King’s Speech Debate
Full Debate: Read Full DebateLord Tarassenko
Main Page: Lord Tarassenko (Crossbench - Life peer)Department Debates - View all Lord Tarassenko's debates with the Department for Energy Security & Net Zero
(2 months, 1 week ago)
Lords Chamber
Lord Tarassenko (CB)
My Lords, it is always a pleasure to follow maiden speeches, and I congratulate the noble Lords, Lord Hobby and Lord Blackwater, on their distinctive and excellent speeches.
There was no AI Bill in the gracious Speech, but AI will play a major role in NHS modernisation and education for all. Here, I declare an interest as a senior adviser to the Alan Turing Institute, the national AI institute. Over the past six months, the institute has argued that the time has come for the UK to train its own sovereign large-language model. At present, the choice is between closed-source models, such as ChatGPT or Gemini, from US big tech companies or open-weight models, mostly from China. Neither type of model can be fully trusted as they may be poisoned with sleeper agents or may harbour back doors. For uses of national importance—and I argue that these include education and health care, as well as defence and national security—the only way to have 100% security when using an LLM is to have complete knowledge of both the training data and the model’s weights. Other countries, such as France, Switzerland, the UAE and South Korea, keen to reduce their dependence on the US and China, have announced their own sovereign LLMs in the past 12 months.
There are further advantages for the UK in going down this route. First, a sovereign LLM will be trained using UK values with full transparency, respect for the law on copyright and the possibility of creating a process to remunerate training data providers. This would help to end the standoff between the UK’s growing AI sector and its world-leading creative industries. Secondly, the UK has unique datasets in both its health service and its school education system, including BBC resources, that could and should be treated as sovereign data assets prioritised for use in training the country’s sovereign LLM.
Is it affordable when it costs US big tech companies tens if not hundreds of billions of dollars to train their frontier LLMs? In contrast, the Alan Turing Institute, supported by evidence from the Swiss model, estimates that it would cost only between £5 million and £10 million pounds to train the UK’s sovereign LLM. How can that be? US big tech companies do raise hundreds of billions of dollars to train the next general-purpose frontier model, but the key lesson from DeepSeek 18 months ago was that frontier-level performance on application-specific tasks can be achieved with much simpler models through distillation and fine-tuning.

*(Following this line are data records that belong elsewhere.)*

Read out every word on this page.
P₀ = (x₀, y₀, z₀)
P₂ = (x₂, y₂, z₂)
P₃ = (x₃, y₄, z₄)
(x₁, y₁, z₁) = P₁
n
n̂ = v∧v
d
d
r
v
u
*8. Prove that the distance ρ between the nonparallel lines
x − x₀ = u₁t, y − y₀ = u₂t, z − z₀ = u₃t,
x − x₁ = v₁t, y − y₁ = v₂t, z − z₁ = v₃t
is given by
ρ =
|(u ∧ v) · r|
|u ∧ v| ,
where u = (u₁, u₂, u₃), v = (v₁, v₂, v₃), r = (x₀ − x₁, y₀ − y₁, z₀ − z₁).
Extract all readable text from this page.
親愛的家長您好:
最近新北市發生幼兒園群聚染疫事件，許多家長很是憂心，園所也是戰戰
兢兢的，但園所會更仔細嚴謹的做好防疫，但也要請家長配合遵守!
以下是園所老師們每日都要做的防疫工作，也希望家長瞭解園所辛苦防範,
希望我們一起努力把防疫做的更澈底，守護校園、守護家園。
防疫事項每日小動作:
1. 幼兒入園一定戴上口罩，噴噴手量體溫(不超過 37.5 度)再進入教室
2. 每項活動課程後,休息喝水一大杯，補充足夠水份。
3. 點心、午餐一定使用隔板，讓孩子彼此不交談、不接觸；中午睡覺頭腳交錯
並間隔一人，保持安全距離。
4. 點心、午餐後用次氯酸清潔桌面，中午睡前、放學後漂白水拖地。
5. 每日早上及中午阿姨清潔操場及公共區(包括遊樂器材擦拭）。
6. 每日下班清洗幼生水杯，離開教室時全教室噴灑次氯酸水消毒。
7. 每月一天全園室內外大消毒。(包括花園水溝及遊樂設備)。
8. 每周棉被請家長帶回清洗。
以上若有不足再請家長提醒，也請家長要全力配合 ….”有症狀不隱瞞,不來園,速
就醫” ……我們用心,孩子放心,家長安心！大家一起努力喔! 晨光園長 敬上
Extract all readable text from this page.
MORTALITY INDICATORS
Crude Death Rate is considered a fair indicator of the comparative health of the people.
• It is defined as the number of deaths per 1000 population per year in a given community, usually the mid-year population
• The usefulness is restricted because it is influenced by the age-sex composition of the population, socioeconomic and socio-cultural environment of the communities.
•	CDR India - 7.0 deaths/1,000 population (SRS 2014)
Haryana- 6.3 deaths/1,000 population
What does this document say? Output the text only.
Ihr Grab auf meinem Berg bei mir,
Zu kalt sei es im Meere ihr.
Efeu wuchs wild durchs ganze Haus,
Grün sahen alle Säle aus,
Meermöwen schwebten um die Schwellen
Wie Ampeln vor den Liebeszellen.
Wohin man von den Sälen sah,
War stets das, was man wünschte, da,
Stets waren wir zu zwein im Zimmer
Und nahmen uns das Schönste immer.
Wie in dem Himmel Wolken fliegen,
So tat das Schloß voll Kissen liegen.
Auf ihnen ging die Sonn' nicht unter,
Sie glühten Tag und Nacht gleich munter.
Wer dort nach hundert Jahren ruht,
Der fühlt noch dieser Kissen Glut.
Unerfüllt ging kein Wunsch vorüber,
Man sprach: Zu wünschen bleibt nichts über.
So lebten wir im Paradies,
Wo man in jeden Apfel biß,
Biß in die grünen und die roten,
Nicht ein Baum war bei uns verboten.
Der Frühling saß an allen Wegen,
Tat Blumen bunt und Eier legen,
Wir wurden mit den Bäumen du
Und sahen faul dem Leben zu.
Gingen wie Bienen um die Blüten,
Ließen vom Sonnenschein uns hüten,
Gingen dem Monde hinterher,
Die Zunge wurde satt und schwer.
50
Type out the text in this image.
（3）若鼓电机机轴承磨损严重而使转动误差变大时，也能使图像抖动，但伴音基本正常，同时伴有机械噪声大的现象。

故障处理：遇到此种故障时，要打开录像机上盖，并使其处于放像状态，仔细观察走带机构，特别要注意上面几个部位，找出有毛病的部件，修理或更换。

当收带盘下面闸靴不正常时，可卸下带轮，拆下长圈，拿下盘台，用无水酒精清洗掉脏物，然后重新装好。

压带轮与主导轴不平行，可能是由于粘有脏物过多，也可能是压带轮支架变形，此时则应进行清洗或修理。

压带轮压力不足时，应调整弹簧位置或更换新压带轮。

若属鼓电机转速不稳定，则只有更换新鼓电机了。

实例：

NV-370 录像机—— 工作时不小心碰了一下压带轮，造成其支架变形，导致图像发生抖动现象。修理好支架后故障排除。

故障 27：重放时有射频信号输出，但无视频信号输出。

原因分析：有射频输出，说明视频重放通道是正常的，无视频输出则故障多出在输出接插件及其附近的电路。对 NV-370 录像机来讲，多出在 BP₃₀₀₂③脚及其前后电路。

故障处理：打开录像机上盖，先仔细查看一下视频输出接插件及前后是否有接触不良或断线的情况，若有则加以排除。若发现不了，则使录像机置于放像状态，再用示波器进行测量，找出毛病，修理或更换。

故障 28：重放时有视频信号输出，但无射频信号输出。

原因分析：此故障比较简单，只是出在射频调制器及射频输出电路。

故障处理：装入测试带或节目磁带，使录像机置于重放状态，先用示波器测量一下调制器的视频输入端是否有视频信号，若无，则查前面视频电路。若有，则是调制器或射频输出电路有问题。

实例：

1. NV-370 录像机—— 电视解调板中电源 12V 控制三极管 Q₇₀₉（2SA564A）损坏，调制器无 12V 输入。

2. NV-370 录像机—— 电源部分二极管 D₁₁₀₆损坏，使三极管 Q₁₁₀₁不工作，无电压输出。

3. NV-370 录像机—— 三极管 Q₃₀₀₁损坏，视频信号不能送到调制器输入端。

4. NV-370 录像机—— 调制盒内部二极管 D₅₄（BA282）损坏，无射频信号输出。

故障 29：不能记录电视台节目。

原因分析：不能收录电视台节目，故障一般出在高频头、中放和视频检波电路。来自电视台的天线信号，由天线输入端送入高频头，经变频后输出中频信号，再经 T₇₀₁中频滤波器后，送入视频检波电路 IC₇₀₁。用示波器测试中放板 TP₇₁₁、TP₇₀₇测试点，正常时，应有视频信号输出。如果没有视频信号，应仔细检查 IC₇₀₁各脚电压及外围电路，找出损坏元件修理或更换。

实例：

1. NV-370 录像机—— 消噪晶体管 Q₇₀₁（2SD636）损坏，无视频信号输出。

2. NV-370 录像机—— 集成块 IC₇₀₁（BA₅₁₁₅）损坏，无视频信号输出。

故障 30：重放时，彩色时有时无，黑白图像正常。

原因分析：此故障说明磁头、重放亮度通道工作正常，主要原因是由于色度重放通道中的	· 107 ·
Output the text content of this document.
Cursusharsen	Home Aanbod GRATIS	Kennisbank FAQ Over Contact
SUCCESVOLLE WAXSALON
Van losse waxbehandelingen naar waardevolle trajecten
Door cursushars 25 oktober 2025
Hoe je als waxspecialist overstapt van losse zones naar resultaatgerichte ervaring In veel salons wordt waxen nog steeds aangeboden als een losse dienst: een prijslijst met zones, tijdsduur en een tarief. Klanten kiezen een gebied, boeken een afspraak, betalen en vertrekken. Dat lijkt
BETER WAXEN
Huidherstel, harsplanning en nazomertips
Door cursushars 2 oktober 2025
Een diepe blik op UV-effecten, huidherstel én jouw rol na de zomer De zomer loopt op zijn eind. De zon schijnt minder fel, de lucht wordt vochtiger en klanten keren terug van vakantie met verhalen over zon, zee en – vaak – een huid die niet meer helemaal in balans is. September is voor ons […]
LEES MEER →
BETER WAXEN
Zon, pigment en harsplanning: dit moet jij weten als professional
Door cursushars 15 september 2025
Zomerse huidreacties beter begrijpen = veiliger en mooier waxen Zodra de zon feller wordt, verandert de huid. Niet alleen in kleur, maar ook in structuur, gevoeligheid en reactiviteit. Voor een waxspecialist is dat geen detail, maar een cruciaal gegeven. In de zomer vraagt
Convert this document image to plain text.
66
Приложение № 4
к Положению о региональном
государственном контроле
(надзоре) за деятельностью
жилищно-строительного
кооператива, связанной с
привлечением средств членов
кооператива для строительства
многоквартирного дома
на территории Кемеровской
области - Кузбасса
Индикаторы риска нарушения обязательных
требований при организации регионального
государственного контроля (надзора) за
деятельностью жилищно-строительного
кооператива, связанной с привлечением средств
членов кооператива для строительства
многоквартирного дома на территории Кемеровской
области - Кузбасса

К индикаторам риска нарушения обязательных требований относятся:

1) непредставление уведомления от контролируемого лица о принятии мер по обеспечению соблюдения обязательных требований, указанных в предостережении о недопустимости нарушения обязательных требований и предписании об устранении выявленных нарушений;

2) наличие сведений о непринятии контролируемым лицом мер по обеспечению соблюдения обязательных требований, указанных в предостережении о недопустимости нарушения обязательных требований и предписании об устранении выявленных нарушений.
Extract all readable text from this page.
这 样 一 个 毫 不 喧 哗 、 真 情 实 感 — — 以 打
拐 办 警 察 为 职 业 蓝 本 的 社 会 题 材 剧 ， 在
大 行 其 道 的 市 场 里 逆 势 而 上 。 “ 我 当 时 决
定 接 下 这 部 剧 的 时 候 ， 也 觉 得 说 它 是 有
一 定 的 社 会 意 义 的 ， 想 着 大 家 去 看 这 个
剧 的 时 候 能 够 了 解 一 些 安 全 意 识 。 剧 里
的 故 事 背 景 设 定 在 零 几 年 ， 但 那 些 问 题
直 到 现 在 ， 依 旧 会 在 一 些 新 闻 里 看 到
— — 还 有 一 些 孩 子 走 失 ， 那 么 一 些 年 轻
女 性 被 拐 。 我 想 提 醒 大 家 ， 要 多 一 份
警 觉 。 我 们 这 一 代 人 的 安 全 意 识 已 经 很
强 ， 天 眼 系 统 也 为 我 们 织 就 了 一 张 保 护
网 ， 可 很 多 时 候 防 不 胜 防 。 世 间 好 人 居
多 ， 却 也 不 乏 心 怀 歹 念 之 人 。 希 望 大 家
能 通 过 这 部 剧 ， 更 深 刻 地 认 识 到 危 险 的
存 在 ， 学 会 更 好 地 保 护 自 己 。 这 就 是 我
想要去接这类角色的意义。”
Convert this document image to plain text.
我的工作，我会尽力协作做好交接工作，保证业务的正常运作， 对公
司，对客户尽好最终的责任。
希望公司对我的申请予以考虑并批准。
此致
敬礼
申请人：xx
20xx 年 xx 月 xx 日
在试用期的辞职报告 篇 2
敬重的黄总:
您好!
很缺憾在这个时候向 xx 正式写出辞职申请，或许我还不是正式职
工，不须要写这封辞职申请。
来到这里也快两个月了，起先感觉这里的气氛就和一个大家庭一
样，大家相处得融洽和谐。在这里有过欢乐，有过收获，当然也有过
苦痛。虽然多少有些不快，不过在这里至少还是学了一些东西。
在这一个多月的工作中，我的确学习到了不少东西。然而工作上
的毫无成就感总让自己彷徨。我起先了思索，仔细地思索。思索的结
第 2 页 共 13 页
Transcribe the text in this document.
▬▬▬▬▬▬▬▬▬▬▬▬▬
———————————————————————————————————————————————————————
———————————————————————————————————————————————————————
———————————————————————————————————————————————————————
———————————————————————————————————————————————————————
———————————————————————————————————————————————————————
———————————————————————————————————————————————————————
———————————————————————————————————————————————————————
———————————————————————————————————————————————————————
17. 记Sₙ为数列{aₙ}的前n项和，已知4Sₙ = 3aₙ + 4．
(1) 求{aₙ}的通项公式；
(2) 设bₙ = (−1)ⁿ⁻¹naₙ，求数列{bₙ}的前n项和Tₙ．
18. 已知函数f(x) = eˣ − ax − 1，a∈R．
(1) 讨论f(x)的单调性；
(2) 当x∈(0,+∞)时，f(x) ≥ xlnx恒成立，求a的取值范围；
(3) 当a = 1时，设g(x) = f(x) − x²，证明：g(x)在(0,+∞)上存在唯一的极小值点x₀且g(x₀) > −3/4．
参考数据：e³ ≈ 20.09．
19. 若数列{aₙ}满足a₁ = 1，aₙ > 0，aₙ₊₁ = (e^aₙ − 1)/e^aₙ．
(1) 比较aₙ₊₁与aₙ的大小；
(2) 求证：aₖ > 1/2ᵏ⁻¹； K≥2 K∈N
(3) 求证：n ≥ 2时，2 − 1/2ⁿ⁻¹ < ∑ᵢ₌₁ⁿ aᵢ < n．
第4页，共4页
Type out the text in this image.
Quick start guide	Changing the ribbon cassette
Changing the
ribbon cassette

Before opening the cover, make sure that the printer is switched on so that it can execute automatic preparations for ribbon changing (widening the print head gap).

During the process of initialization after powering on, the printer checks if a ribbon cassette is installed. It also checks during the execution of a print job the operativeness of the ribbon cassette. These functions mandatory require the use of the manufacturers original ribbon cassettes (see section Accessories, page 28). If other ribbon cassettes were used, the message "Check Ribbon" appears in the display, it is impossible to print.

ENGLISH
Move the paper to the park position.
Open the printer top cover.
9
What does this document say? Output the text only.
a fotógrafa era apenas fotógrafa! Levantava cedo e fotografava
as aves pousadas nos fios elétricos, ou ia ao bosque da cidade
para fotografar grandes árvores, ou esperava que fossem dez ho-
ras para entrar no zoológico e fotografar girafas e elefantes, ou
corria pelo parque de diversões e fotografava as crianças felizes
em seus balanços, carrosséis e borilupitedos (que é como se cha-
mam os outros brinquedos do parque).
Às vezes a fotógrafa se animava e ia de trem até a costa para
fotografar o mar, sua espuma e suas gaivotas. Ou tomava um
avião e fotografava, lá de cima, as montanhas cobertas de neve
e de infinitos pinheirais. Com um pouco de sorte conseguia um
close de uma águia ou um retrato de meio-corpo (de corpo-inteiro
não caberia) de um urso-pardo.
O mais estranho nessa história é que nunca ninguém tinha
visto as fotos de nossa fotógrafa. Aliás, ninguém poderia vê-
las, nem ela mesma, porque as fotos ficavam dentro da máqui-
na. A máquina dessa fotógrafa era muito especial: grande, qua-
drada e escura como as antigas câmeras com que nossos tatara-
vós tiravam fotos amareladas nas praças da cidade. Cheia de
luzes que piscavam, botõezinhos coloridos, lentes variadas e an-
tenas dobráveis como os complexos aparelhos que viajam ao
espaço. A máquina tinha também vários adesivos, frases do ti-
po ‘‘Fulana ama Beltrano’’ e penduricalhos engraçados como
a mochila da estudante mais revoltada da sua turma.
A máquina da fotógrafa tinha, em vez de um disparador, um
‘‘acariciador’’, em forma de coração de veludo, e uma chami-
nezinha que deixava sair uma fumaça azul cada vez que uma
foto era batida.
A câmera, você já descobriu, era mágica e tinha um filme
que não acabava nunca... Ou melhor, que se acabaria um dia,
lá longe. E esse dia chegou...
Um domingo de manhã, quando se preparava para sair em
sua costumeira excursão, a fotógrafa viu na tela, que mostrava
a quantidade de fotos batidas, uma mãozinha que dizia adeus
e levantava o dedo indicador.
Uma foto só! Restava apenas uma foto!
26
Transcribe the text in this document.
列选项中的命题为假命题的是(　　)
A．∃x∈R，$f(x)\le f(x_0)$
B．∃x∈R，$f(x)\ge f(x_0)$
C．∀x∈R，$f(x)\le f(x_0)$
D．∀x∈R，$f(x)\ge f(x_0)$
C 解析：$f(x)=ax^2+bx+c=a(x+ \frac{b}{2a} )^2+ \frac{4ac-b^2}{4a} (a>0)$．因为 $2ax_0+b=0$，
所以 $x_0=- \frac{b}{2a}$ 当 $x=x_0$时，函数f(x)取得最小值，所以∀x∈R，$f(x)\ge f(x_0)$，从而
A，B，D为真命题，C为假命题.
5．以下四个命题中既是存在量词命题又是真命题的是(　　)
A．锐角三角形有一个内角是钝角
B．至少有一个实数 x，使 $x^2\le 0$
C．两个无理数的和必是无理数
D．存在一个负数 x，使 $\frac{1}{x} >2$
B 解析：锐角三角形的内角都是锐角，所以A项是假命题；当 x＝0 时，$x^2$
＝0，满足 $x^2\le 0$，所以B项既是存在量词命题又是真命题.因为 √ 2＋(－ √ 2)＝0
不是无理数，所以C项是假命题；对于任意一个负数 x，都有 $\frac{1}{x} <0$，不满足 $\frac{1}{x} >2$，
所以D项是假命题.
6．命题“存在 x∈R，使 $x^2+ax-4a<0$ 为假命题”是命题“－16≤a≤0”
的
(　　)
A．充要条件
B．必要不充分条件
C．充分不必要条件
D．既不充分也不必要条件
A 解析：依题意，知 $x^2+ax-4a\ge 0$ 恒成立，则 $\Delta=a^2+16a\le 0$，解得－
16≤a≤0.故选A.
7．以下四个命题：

The UK sovereign LLM, distilled and fine-tuned on NHS data, will be able to give healthcare advice as accurate as, if not more accurate than, GPT-5. It will not be able to translate Hamlet’s soliloquy into Arabic, as a general-purpose LLM such as GPT-5 can, but that is of no consequence to an NHS doctor or a patient seeking a second opinion.
With the Health Data Research Service due to launch its first services by the end of this year and with AI tutoring tools now being developed for secondary schools, we urgently need a UK sovereign LLM. This would enable fully trusted, application-specific models fine-tuned on our unique NHS and education datasets. The Government launched a sovereign AI unit last month; it should now support the development of sovereign AI models.